CI check - check external link for validity
nikophil opened this issue · 3 comments
this issue refers to the 2 of issue #10
Ability to check external link for validity (2xx status code). Sphinx has this ability.
@weaverryan Don't you think this will slow down a lot the process ? BTW, shouldn't it be the core parser that have to do this task ?
i've made some tests:
Without link status code check, execution time = 37s
With link status code check, execution time = 643s
Another thing, here is the list of all urls with a bad status code:
some of them are a bit confusing, because i don't get the same result when i'm visiting the website via my browser (ex: https://flex.symfony.com or http://redis.io/).
Some other are meant not to work (ex: http://localhost:8000/product or http://localhost:8000/lucky/number)
Here is the code i'm using to test that:
if ($this->isExternalUrl($url)) {
$ch = curl_init($url);
curl_setopt($ch, CURLOPT_HEADER, true);
curl_setopt($ch, CURLOPT_NOBODY, true);
curl_setopt($ch, CURLOPT_FOLLOWLOCATION, true);
curl_setopt($ch, CURLOPT_RETURNTRANSFER, true);
curl_setopt($ch, CURLOPT_TIMEOUT, 2);
curl_exec($ch);
$httpCode = (int) curl_getinfo($ch, CURLINFO_RESPONSE_CODE);
curl_close($ch);
if ($httpCode < 200 || $httpCode >= 300) {
dump("$url : $httpCode");
}
}@weaverryan Don't you think this will slow down a lot the process ? BTW, shouldn't it be the core parser that have to do this task ?

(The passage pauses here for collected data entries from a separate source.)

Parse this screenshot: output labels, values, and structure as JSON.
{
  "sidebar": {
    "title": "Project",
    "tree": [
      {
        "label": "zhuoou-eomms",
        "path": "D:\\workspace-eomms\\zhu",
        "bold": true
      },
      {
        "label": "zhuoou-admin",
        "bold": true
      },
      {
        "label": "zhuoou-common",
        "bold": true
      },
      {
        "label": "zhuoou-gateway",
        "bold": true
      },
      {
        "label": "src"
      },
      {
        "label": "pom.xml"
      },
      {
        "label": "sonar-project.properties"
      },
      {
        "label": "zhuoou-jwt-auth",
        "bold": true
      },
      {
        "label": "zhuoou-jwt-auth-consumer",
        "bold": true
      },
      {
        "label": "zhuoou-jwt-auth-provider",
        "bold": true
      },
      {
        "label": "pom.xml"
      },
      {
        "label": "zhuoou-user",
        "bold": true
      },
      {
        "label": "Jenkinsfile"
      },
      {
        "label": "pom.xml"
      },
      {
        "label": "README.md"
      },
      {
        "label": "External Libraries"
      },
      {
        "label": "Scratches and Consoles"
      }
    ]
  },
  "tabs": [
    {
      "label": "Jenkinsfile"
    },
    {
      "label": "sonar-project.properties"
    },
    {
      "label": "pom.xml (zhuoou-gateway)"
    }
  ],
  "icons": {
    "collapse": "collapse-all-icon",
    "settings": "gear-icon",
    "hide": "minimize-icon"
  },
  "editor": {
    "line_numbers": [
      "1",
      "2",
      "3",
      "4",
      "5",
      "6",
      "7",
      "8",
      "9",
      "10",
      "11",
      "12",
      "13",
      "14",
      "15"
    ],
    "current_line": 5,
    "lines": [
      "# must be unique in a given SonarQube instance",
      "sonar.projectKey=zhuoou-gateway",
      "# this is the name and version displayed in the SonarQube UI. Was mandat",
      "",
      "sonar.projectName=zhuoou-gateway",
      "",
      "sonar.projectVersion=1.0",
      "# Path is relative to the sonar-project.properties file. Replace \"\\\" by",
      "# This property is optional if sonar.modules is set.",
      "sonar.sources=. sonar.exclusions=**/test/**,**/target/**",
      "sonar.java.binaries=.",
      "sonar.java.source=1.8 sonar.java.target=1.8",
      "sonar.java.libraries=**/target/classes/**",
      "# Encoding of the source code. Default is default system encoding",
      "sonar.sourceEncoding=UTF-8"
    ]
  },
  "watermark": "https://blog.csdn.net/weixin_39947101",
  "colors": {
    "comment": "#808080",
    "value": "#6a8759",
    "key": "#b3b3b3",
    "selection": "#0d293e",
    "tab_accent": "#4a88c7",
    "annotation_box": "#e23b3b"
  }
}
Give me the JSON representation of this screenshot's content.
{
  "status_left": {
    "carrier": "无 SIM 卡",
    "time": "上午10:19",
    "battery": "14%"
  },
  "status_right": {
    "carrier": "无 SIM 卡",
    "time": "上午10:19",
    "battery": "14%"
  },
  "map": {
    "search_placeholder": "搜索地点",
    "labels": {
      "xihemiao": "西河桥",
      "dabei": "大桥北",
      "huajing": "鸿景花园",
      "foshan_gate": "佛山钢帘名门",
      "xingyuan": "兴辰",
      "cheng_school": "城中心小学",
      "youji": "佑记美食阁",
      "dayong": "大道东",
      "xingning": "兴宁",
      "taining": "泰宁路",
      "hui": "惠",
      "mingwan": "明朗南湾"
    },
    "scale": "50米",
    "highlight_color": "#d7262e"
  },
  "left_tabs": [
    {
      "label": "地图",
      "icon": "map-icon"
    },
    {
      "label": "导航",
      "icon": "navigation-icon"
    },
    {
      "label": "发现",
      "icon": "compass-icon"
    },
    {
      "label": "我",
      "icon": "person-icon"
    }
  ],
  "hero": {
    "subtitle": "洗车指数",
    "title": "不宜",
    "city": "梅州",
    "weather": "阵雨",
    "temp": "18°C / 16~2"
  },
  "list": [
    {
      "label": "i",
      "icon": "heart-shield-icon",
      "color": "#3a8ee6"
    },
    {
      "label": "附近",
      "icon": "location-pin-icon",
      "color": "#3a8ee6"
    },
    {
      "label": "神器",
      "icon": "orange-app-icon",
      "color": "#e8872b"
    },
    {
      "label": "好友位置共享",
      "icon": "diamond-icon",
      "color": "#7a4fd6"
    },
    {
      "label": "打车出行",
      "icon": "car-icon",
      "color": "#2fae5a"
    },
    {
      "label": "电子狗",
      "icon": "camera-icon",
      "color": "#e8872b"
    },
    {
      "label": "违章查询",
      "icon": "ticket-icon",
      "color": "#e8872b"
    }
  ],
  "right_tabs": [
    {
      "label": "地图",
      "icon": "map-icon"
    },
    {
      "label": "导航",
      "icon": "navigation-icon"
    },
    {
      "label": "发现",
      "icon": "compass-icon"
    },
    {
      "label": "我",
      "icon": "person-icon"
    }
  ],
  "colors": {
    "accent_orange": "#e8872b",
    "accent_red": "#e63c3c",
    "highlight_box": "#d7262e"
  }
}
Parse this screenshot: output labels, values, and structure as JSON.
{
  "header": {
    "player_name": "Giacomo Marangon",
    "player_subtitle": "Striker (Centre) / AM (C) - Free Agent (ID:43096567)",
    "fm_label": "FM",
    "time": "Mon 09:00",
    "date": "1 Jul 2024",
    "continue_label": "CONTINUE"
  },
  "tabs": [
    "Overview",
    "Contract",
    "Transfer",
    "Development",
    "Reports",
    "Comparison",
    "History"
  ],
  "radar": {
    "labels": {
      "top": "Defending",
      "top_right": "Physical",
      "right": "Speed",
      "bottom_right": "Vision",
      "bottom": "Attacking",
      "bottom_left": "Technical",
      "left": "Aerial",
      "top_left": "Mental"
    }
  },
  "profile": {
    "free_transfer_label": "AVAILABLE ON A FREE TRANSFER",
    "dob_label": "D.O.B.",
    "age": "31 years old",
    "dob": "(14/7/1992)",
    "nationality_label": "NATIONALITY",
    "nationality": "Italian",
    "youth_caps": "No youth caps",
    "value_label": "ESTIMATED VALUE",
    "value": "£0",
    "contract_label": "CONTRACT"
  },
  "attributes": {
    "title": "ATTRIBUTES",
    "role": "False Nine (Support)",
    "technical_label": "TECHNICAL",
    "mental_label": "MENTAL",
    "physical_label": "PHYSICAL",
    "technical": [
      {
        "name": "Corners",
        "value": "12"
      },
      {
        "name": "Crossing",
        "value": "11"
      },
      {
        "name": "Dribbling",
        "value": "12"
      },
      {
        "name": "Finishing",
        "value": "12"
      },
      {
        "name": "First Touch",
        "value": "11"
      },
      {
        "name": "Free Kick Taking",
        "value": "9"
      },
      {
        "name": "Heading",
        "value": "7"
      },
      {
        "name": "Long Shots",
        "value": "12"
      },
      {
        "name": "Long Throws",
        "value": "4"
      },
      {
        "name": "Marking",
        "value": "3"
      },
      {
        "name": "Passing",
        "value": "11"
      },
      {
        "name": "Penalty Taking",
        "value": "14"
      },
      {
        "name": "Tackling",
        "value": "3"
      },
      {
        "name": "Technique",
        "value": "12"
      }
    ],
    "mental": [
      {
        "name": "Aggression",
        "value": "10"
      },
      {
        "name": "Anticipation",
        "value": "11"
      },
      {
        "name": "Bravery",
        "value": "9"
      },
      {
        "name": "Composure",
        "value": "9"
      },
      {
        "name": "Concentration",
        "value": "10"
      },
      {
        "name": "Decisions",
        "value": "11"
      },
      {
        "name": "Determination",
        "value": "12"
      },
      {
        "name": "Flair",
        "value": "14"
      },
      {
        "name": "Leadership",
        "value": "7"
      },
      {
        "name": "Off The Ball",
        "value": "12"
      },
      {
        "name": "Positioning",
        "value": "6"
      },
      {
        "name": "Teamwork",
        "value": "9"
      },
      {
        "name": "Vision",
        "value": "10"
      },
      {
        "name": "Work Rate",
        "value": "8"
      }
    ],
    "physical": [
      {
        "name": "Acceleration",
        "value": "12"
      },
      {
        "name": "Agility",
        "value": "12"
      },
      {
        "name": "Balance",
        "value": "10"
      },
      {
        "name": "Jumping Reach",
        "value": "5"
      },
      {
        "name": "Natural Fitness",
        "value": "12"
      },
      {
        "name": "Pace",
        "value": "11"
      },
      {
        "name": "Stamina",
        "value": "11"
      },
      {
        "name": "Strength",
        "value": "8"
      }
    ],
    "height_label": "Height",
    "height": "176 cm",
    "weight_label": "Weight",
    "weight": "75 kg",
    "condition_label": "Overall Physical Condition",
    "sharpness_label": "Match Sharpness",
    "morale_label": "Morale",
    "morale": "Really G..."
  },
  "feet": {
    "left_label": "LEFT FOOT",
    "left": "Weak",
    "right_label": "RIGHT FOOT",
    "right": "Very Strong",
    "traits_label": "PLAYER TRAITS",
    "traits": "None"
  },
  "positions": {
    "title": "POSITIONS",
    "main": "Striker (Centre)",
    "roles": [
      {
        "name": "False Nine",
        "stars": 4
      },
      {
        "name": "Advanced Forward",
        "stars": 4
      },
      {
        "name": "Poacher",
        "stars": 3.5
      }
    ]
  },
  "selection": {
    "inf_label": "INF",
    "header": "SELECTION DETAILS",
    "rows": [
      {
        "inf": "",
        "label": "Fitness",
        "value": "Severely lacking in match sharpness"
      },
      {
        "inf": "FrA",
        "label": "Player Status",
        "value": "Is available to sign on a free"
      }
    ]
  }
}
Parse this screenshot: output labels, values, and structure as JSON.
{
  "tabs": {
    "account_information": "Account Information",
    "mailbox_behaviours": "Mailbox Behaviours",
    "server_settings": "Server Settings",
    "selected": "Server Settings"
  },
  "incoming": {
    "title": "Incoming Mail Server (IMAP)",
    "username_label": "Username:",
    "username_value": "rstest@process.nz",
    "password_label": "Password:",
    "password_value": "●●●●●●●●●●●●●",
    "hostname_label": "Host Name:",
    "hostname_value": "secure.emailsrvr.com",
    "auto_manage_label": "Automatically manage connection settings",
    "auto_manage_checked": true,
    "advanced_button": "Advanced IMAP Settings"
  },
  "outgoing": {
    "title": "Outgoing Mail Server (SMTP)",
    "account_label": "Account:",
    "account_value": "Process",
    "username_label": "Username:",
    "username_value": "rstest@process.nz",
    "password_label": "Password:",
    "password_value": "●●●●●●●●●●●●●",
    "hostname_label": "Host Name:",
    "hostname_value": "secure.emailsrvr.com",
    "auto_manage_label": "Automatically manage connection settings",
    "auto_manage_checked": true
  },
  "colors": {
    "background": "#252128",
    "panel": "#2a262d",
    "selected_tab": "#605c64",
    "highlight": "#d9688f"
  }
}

100% absolutely :). I should have given more background about how this is handled with Sphinx - they have a separate "command" for it - linktest. So, we run it "every now and then" to check our links - but definitely not part of the main process.
Another thing, here is the list of all urls with a bad status code:
some of them are a bit confusing, because i don't get the same result when i'm visiting the website via my browser (ex: https://flex.symfony.com or http://redis.io/).
flex.symfony.com is a 405 - that makes me wonder if your CURL code is making something other than a GET request. I think it's ok to bring in Guzzle or some other library to do this code - it would only be a dev-dependency - as we would only need this in CI or when we want to run this locally.
Some other are meant not to work (ex: http://localhost:8000/product or http://localhost:8000/lucky/number)
Yea, I wonder how something like http://symfony.com/schema/dic/services is being seen as a link? I'm guessing this is just embedded in some XML attribute? How are we finding the links?
i'm not sure, but i think the parsers automatically converts urls into links, perhaps with a regex...
example: http://%env(HOST)%/project
the only occurrence of this is in a .. configuration-block:: and if we check the generated html, there is a <a> inside the code block
closing this one in favor of
https://github.com/weaverryan/docs-builder/issues/8